Net official flows on current accounts—mainly foreign exchange intervention—have a large effect on current account balances. The impact is larger when international capital flows are restricted and smaller when capital is highly mobile. Lagged net official flows have a positive effect on current accounts that may operate through the portfolio balance channel.
Official financial flows, which are dominated by purchases of foreign exchange reserves, have increased in the last 15 years and currently run at more than $1 trillion a year. At the same time, current account imbalances have reached record levels and are a source of tension for both advanced and emerging economies. Reserve accumulation affects the exchange rate and current account even when intervention is sterilized. The authors explore whether official flows impede current account adjustment. They also isolate exogenous official flows from endogenous official flows, explore the interaction of capital mobility with official flow effects, and consider the lagged effects of official flows.
How Is This Research Useful to Practitioners?
Net official flows are found to have a significant effect on current account balances. The estimated effect is larger with instrument variables, reflecting a possible downward bias in regressions without instruments because of an endogenous response of official flows to private financial flows. The estimated effects based on the samples used in the study are 42 cents to the dollar, on average, with instrument variables and 24 cents without the variables. Net official flows are also affected by the extent of capital mobility, with higher capital mobility causing net official flows to have a smaller effect on the current account (from 66 cents to the dollar to 18 cents in the baseline).
Lagged net official flows, captured by the coefficient on the lagged stock of net official assets, have an important effect through the portfolio balance channel. Persistent changes in the relative supply of assets in different currencies have persistent effects on exchange rates and current account balances. This lagged net official flow effect increases with capital mobility, which may indicate that the portfolio channel is less important when private flows are tightly restricted.

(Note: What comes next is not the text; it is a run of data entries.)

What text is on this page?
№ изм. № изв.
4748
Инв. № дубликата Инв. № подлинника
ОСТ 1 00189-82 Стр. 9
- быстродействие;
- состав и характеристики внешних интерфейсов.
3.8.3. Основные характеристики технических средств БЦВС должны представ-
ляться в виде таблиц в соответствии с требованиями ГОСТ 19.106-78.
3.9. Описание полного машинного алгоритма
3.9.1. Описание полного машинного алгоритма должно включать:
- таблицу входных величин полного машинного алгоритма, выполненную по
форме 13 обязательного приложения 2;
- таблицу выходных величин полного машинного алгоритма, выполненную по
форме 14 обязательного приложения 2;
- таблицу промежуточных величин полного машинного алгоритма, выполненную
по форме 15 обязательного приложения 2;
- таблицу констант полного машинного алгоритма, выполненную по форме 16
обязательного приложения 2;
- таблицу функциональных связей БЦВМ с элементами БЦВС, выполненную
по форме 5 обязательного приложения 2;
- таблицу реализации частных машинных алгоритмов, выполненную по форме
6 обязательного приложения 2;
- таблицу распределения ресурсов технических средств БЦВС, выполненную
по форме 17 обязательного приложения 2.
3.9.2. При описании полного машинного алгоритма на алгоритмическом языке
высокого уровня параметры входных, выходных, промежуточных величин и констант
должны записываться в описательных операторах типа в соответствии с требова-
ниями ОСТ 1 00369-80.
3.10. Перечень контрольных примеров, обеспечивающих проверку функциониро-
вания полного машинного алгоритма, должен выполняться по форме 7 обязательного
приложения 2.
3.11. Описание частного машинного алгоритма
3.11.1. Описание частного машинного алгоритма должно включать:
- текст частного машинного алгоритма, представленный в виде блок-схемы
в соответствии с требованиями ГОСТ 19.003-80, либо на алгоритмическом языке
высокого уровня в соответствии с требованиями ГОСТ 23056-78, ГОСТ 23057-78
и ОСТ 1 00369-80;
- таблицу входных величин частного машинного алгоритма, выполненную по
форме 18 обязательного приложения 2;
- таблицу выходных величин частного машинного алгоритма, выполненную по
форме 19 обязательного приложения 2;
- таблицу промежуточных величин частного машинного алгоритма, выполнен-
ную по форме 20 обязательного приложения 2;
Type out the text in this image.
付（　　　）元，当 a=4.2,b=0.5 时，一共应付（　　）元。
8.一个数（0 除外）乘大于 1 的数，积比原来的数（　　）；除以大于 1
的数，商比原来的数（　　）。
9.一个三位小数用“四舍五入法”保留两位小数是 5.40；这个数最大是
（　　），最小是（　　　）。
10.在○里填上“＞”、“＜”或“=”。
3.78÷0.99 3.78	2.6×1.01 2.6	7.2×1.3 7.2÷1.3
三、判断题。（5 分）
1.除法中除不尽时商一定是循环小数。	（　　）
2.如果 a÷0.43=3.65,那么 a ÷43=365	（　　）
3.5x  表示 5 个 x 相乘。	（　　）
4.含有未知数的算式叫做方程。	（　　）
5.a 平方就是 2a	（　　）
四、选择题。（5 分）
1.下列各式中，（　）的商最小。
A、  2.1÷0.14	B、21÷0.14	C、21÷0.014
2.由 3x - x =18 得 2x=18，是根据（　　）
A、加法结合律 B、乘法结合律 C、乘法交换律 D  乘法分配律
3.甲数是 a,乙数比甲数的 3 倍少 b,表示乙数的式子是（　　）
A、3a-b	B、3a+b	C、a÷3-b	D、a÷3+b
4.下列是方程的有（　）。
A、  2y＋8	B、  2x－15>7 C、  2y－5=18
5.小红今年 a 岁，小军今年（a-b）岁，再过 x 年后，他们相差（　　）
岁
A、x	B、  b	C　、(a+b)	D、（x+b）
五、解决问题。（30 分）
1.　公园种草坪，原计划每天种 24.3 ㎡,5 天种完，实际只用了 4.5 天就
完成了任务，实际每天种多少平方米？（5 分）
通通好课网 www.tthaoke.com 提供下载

An implication of these results is that, in some countries, persistent large net official outflows contribute to sustained current account surpluses. In cases in which official flows are originally designed to stabilize the exchange rate, a policy change to stop net official flows and allow the exchange rate to appreciate would lead to a large decline in the current account balance. Consequently, countries that want to offset the loss of net external demand and keep output at potential should loosen monetary and/or fiscal policies.
How Did the Authors Conduct This Research?
The authors run baseline regressions across 79 advanced and emerging market countries, with the samples running from 1986 to 2011. One equation analyzed is with the current account as a function of net official flows and control variables (e.g., net official assets stock, measure of capital mobility, interaction terms involving net official flows, and interaction terms involving net official assets). Another equation analyzed is with private flows as a function of official flows and control variables. When net official flows have no effect on the current account, then they must cause a one-for-one reduction in net private flows.
The authors use instrumental variables to address the potential endogeneity of net official flows to shocks to current account balances and net private flows by isolating the variation in net official flows that are not driven by shocks that simultaneously drive the current account and/or private financial flows. These instruments include the presence of International Monetary Fund programs in the country, whether the country is an emerging market economy, and the presence of oil-based sovereign wealth funds in the country. The authors carry out various robustness checks and still arrive at similar conclusions.
In an era when so-called currency wars are the norm and most major economies are going through some form of quantitative easing and devaluing their currencies for near-term competitiveness and economy priming, the long-term effects need careful analysis to gauge how these economies will fare against each other. The interplay of current account imbalances between advanced and emerging economies needs careful dissection to better forecast fund performances across geographical segments.